One of the main barriers to the advancement of automatic sign language recognition is the scarcity of language resources specially designed for training artificial intelligence algorithms. This lack also applies to Spanish Sign Language (LSE). With LSE_Lex40_UVIGO we aim to contribute to reduce this gap by generating an LSE corpus with isolated sign (glosses)  and sentences annotated and temporally segmented.The design, recording and tagging is a joint project of the research groups GTM and GRADES from University of Vigo.

For the realization of this project we have the collaboration of the Association of Deaf People of Vigo (ASORVIGO) and the Federation of Associations of Deaf People of Galicia (FAXPG). Most of the signing people are deaf, some of them are interpreters of SL and some are SL students.

The project has been presented at the CNLSE Congress of Spanish Sign Language held between 19 and 20 September 2019. Click here to watch the video of the presentation at the CNLSE Congress 2019.

The corpus is growing as more recordings are obtained from volunteers and will continue to grow as long as research groups continue to have funding for this line of research.
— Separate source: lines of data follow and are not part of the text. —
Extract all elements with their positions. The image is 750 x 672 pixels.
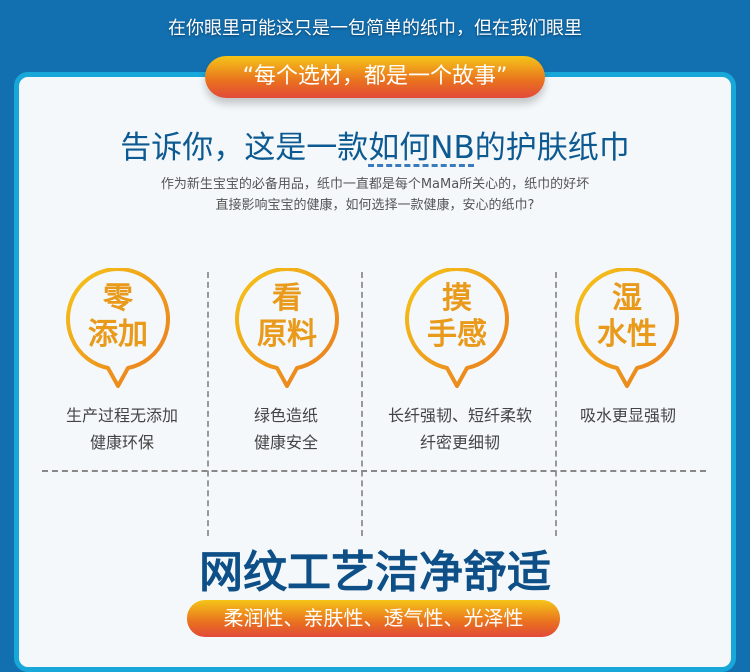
feature-badge: 摸 手感	[402, 268, 512, 388]
intro-title: 告诉你，这是一款如何NB的护肤纸巾	[0, 122, 750, 167]
caption-line: 健康安全	[253, 433, 318, 452]
feature-tags-banner: 柔润性、亲肤性、透气性、光泽性	[187, 600, 560, 637]
badge-text: 零	[103, 281, 133, 316]
divider	[361, 272, 363, 536]
caption-line: 绿色造纸	[253, 406, 318, 425]
caption-line: 生产过程无添加	[65, 406, 178, 425]
feature-badge: 零 添加	[63, 268, 173, 388]
badge-text: 湿	[612, 281, 642, 316]
caption-line: 吸水更显强韧	[579, 406, 676, 425]
badge-text: 手感	[427, 317, 487, 352]
section-title: 网纹工艺洁净舒适	[199, 547, 551, 598]
caption-line: 长纤强韧、短纤柔软	[387, 406, 532, 425]
divider	[42, 470, 706, 472]
feature-badge: 看 原料	[232, 268, 342, 388]
badge-text: 摸	[442, 281, 472, 316]
caption-line: 健康环保	[89, 433, 154, 452]
title-highlight: 如何NB	[368, 130, 475, 166]
feature-caption: 吸水更显强韧	[543, 402, 713, 429]
badge-text: 添加	[88, 317, 148, 352]
feature-caption: 生产过程无添加 健康环保	[37, 402, 207, 456]
title-part: 的护肤纸巾	[474, 130, 630, 166]
feature-badge: 湿 水性	[572, 268, 682, 388]
feature-caption: 长纤强韧、短纤柔软 纤密更细韧	[375, 402, 545, 456]
tagline: 在你眼里可能这只是一包简单的纸巾，但在我们眼里	[168, 18, 582, 39]
divider	[555, 272, 557, 536]
intro-text-line: 直接影响宝宝的健康，如何选择一款健康，安心的纸巾?	[215, 198, 535, 213]
divider	[207, 272, 209, 536]
caption-line: 纤密更细韧	[419, 433, 500, 452]
feature-caption: 绿色造纸 健康安全	[201, 402, 371, 456]
badge-text: 看	[272, 281, 302, 316]
title-part: 告诉你，这是一款	[120, 130, 369, 166]
badge-text: 原料	[257, 317, 317, 352]
intro-text-line: 作为新生宝宝的必备用品，纸巾一直都是每个MaMa所关心的，纸巾的好坏	[160, 177, 590, 192]
badge-text: 水性	[597, 317, 657, 352]
quote-banner: “每个选材，都是一个故事”	[205, 56, 545, 98]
The status of the corpus as of May 2020 is reflected in the article below:

Laura Docío et al.
LSE_UVIGO: A Multi-source Database for Spanish Sign Language Recognition
Proceedings of the 9th Workshop on the Representation and Processing of Sign Languages: Sign Language Resources in the Service of the Language Community, Technological Challenges and Application Perspectives, 2020 | PDF

 

This dataset was partially used to build n automatic sign recognizer of 40 isolated signs for the CVPR workshop: 2021 ChaLearn Looking at People Sign Language Recognition in the Wild. In the paper we trained models with larger datasets from other languages and used their parameters to fine-tune another model for the LSE_Lex40: “Isolated Sign Language Recognition with Multi-Scale Spatial-Temporal Graph Convolutional Networks“.